Because there are several robots in the simulation, we have to take care that our robot doesn't eat up too much performance. Look at the previous listing, I call there 3 times RtTrackSideTgAngleL. That's very bad, because there are very expensive utility functions, so you should keep the number of calls minimal. So whereever you can recycle an expensive computation, do it (that's a bit oversimplified, I know).
There are perhaps also some pieces in the code which doesn't need to be evaluated on every simulation step, so do it just every 10th or whatever is appropriate.

Boolean Expressions

If you need complicated boolean expressions, encapsulate them into a function or a method. This will make the code easier to understand, because the name states what we want to ask (remember isStuck()).

Portability

You have seen that TORCS runs on Windows, Linux/x86 and Linux/ppc.
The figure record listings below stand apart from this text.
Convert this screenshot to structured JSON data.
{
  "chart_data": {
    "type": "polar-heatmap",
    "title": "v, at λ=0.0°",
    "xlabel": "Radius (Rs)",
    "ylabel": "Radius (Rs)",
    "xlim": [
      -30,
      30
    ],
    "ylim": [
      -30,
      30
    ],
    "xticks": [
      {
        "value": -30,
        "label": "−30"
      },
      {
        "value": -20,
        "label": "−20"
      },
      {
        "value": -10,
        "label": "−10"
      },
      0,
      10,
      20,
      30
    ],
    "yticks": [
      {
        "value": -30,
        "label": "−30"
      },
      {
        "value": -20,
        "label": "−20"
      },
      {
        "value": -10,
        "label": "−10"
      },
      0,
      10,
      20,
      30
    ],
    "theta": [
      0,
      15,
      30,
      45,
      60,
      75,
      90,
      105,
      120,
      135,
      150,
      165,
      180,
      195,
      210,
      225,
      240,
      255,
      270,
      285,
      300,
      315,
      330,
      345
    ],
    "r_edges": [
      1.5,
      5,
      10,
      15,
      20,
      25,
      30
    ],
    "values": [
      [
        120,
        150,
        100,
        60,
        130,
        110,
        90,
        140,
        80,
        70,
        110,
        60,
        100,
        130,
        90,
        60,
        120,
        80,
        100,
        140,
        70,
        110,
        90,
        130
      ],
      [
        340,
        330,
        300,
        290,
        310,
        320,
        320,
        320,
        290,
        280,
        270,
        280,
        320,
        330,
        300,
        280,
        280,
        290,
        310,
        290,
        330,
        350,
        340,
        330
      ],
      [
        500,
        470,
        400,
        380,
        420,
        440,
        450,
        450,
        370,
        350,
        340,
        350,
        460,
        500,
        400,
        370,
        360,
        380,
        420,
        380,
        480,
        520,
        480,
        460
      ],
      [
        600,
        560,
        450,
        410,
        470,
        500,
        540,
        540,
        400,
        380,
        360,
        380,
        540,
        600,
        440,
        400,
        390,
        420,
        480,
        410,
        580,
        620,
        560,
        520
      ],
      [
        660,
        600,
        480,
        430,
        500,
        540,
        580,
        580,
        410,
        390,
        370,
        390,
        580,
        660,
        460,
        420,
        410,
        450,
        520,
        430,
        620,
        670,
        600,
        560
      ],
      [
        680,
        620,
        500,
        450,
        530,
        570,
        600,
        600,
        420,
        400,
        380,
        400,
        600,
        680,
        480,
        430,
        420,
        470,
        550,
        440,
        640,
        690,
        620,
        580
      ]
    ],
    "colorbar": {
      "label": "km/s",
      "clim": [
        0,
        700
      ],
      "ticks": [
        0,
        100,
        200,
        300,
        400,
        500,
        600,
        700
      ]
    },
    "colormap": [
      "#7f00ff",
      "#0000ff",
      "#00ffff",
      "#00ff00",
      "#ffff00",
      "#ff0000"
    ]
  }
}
So you have to take care for portability. There are also some issues with Visual C++ 6.0.

For Loops

You can write (according to the standard) this for loops:

for (int i=0; i < 100; i++) { ... }
for (int i=7; i > 0; i--) { ... }

In fact the variable i should disappear after the for loop, but it doesn't in VC++. So to make VC++ happy, write

int i;
for (i=0; i < 100; i++) { ... }
for (i=7; i > 0; i--) { ... }

Constants in Classes

Implement constants like I do in the next section, or use #define. If you need integer constants you can also abuse enumerations for them. The following example won't work with VC++:

class bla {
static const int someconst = 7;
static const float someotherconst = 6.5;
};

Magic Numbers

What's also very bad on my bot till now are the numbers, which are spread all over the place. For now we should define them on a central location as constants. Constants are superior over numbers, because they have meaningful names and you need to change them just once. In a later chapter we will read some of them from an XML file.

Numerical Problems

To implement your robot you will certainly need floating point numbers. Keep in mind that these are not the same like the Real numbers from mathematics, they are discrete and there are gaps between any two numbers. If you are interested in the details search the web for "IEEE 754 floating point numbers".

Adding up Numbers

If you add up values of very different magnitude, e. g. the float 20.000001 and 0.000001 the sum will be still 20.000001 (and not 20.000002). The cause is the internal representation of floating point numbers, be aware of such problems. As example you can produce this way an endless while loop, when the guard waits for the sum to grow to a certain limit.

Special Numbers

The IEEE 754 floating point numbers have some special numbers to signal a special state or problems. The most interesting is the NaN (not a number) which results e. g. in the case when you divide 0.0 with 0.0. Once you have a NaN stored in a variable all computed results based on it are NaN as well. Sometimes you can avoid the danger with manipulating the expression.

Summary

• You keep an eye on performance.
• You try to write code which is easy to understand.
• You try to write portable code.
• Avoid meaningless numbers, use constants instead.
• Be aware of floating point numbers.